COLOMBIA PLANE CRASH

Investigation launched as Brazil mourns

Colombia was investigating yesterday what made a charter plane crash into its northwestern mountains, killing 71 people including most of a Brazilian football team and 20 journalists.

Football fans were in tears in the team's hometown of Chapeco and their opponents mourned in the Colombian city of Medellin, where the doomed flight crashed Monday.

Brazil ordered three days of national mourning for the team.

Officials and media reports in Brazil and Colombia speculated that the plane might have run out of fuel or suffered a technical fault.

The Brazilian club Chapecoense Real was on the way to crowning a fairytale year in the Copa Sudamericana final against Medellin side Atletico Nacional.

The crash cut short their dream, sending the football world into mourning.

Announcing the crash on Monday night, the aviation authority said the plane had reported electrical problems just before the crash.

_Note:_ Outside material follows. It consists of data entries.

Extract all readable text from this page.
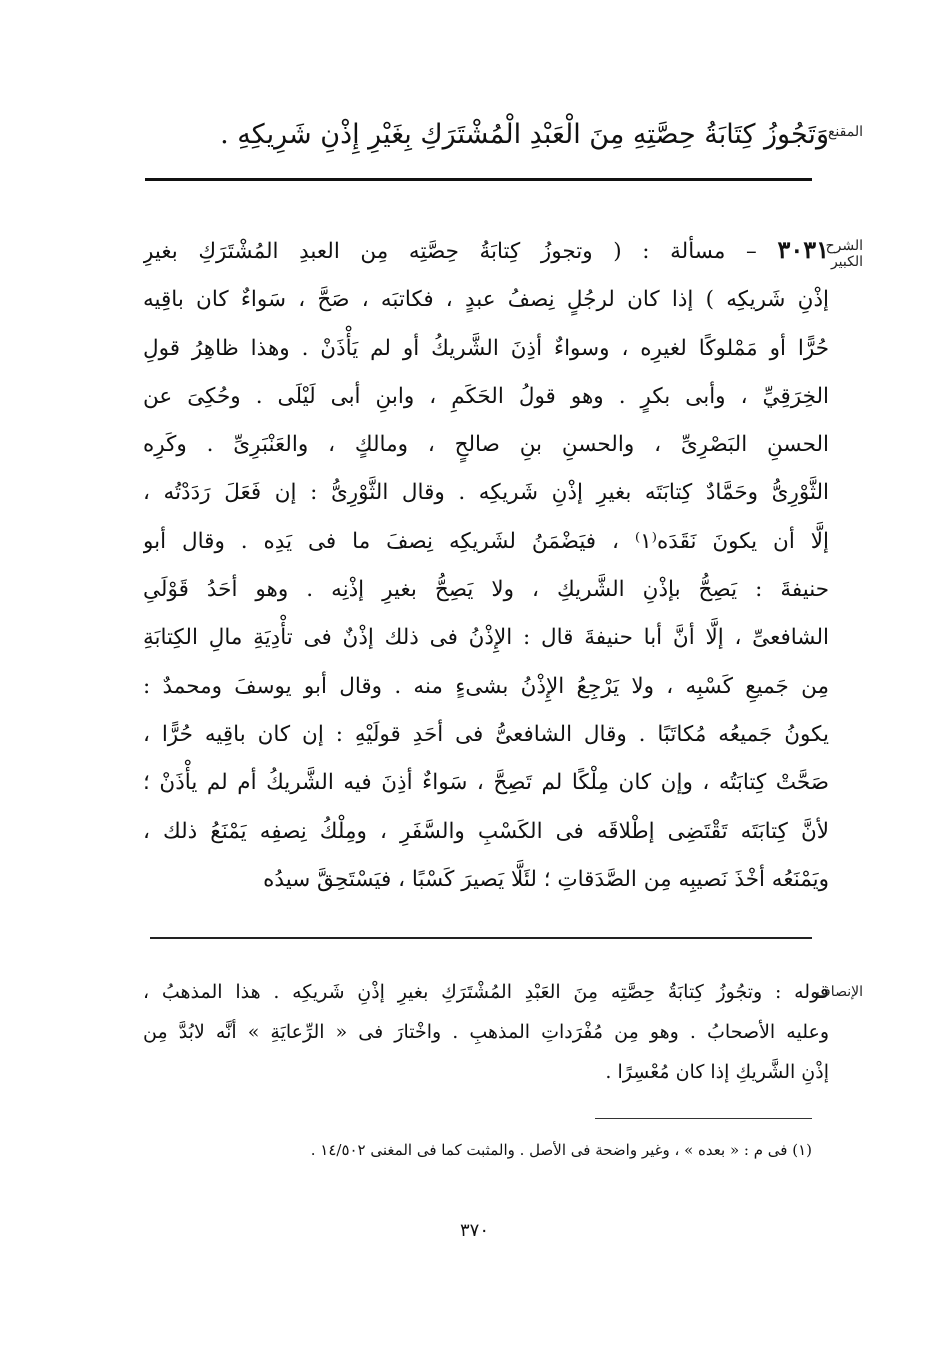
المقنع
وَتَجُوزُ كِتَابَةُ حِصَّتِهِ مِنَ الْعَبْدِ الْمُشْتَرَكِ بِغَيْرِ إِذْنِ شَرِيكِهِ .
الشرح الكبير
٣٠٣١ – مسألة : ( وتجوزُ كِتابَةُ حِصَّتِه مِن العبدِ المُشْتَرَكِ بغيرِ
إذْنِ شَريكِه ) إذا كان لرجُلٍ نِصفُ عبدٍ ، فكاتبَه ، صَحَّ ، سَواءٌ كان باقِيه
حُرًّا أو مَمْلوكًا لغيرِه ، وسواءٌ أذِنَ الشَّريكُ أو لم يَأْذَنْ . وهذا ظاهِرُ قولِ
الخِرَقِيِّ ، وأبى بكرٍ . وهو قولُ الحَكَمِ ، وابنِ أبى لَيْلَى . وحُكِىَ عن
الحسنِ البَصْرِىِّ ، والحسنِ بنِ صالحٍ ، ومالكٍ ، والعَنْبَرِىِّ . وكَرِه
الثَّوْرِىُّ وحَمَّادٌ كِتابَتَه بغيرِ إذْنِ شَريكِه . وقال الثَّوْرِىُّ : إن فَعَلَ رَدَدْتُه ،
إلَّا أن يكونَ نَقَدَه⁽١⁾ ، فيَضْمَنُ لشَريكِه نِصفَ ما فى يَدِه . وقال أبو
حنيفةَ : يَصِحُّ بإذْنِ الشَّريكِ ، ولا يَصِحُّ بغيرِ إذْنِه . وهو أحَدُ قَوْلَىِ
الشافعىِّ ، إلَّا أنَّ أبا حنيفةَ قال : الإِذْنُ فى ذلك إذْنٌ فى تأْدِيَةِ مالِ الكِتابَةِ
مِن جَميعِ كَسْبِه ، ولا يَرْجِعُ الإِذْنُ بشىءٍ منه . وقال أبو يوسفَ ومحمدٌ :
يكونُ جَميعُه مُكاتَبًا . وقال الشافعىُّ فى أحَدِ قولَيْهِ : إن كان باقِيه حُرًّا ،
صَحَّتْ كِتابَتُه ، وإن كان مِلْكًا لم تَصِحَّ ، سَواءٌ أذِنَ فيه الشَّريكُ أم لم يأْذَنْ ؛
لأنَّ كِتابَتَه تَقْتَضِى إطْلاقَه فى الكَسْبِ والسَّفَرِ ، ومِلْكُ نِصفِه يَمْنَعُ ذلك ،
ويَمْنَعُه أخْذَ نَصيبِه مِن الصَّدَقاتِ ؛ لئَلَّا يَصيرَ كَسْبًا ، فيَسْتَحِقَّ سيدُه
الإنصاف
قوله : وتجُوزُ كِتابَةُ حِصَّتِه مِنَ العَبْدِ المُشْتَرَكِ بغيرِ إذْنِ شَريكِه . هذا المذهبُ ،
وعليه الأصحابُ . وهو مِن مُفْرَداتِ المذهبِ . واخْتارَ فى « الرِّعايَةِ » أنَّه لابُدَّ مِن
إذْنِ الشَّريكِ إذا كان مُعْسِرًا .
(١) فى م : « بعده » ، وغير واضحة فى الأصل . والمثبت كما فى المغنى ١٤/٥٠٢ .
٣٧٠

But a Colombian military source told AFP: "It is very suspicious that despite the impact there was no explosion. That reinforces the theory of the lack of fuel."

British and Brazilian investigators headed to Colombia to help with the probe, authorities said. Along with 71 bodies, investigators recovered the black boxes from the British Aerospace 146 charter plane from the remote crash site.

The charter flight run by Bolivian airline LAMIA crashed in mountains at an altitude of 3,300 meters (10,827 feet) as it approached its destination, authorities said.

Officials said the weather on the night was bad.

Six people miraculously survived the crash.  Two flight crew and a journalist following Chapecoense for the game against Medellin also survived.